Una respuesta a «Dating for Marriage: How to Date With Intention»

  1. Buena lectura.. la mejor parte para mi fue al final.. "En lugar de eso, deberíamos dar prioridad a preparar nuestros corazones y mentes para que, cuando llegue alguien.."

    Definitivamente, la hierba siempre es más verde en otra parte y sería una búsqueda interminable para ti si estás saliendo con intenciones... quizás aceptar la hierba tal como es y regarla hasta que se vuelva verde tal como tú quieres que sea.

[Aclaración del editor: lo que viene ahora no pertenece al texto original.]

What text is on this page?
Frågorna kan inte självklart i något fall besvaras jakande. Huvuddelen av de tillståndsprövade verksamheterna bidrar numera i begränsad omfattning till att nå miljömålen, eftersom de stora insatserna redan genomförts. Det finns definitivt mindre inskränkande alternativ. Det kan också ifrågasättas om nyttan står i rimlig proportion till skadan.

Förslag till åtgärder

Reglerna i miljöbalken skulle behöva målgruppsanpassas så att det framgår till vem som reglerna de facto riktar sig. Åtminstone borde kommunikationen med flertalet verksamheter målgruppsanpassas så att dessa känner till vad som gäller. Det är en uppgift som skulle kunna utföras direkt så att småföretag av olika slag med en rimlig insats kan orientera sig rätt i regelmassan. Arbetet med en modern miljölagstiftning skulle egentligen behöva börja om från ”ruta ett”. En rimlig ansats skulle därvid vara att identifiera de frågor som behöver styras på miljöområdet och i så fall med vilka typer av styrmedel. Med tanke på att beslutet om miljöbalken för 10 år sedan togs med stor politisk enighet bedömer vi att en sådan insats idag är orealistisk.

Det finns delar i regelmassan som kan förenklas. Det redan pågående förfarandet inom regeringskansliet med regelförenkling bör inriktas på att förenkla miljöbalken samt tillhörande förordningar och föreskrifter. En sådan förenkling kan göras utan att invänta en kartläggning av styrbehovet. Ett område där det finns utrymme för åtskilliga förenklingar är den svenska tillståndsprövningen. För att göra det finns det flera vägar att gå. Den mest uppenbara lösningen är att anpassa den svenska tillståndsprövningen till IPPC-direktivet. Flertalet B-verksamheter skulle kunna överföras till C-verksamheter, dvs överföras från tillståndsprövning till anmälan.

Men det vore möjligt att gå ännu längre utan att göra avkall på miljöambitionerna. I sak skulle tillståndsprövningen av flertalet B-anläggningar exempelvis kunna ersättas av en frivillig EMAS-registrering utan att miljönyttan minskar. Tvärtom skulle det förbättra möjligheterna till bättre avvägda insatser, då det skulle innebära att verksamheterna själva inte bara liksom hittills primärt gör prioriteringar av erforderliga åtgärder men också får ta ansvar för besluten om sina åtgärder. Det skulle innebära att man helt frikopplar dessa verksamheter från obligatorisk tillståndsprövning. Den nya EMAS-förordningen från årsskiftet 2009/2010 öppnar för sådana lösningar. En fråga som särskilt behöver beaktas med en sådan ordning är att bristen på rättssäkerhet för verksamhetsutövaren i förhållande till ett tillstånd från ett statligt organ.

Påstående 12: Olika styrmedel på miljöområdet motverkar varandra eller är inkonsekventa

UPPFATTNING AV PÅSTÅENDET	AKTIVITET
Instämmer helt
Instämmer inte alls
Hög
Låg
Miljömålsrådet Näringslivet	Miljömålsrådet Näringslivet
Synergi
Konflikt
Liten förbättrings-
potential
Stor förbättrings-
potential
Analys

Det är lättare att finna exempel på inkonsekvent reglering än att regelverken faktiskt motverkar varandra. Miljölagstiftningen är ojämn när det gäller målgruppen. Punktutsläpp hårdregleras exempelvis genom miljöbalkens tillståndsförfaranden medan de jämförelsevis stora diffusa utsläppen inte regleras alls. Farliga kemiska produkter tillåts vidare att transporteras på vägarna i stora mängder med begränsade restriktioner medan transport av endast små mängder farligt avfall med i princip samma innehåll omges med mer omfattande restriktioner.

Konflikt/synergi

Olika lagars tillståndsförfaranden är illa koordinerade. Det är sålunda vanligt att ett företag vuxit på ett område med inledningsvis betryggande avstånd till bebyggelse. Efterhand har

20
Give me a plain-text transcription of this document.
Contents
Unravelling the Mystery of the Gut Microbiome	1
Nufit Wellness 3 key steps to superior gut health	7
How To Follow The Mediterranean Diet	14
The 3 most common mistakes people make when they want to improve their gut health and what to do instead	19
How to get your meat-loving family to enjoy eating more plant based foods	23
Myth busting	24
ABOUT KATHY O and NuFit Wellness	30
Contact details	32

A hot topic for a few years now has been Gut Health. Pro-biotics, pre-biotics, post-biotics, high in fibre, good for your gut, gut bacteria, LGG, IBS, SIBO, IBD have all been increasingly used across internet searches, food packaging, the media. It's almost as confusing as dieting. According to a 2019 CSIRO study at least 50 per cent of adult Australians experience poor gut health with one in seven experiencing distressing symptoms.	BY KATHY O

    Nuestro Dios es el mismo desde el principio de los tiempos hasta ahora. Los humanos tampoco han cambiado. Sin embargo,
    nos hemos alejado cada vez más de Dios y de los caminos de Dios. La forma en que Dios veía el matrimonio en la época de Rut es la misma forma en que Dios ve el matrimonio en nuestra época moderna. En el matrimonio, no hay que probar antes de comprar. Es una oportunidad única y debes hacer que funcione.

    Las citas con intenciones no existen en la Biblia. Dios tiene un propósito para cada persona que conocemos en nuestras vidas. Si estás rezando por amor y por conocer a una pareja para el matrimonio, Dios responderá a tu oración con el primer hombre o mujer que muestre esa iniciativa... porque si realmente lo crees como cristiano, Dios realmente preparó y envió a esa persona hacia ti (en un ámbito cristiano, por supuesto... no en lugares en los que Dios no estaría, como bares y clubes y lugares impíos).

    Da un salto de fe, abraza a quien te demuestre amor.. Eso es verdaderamente de Dios y nuestro Dios es simplemente amor.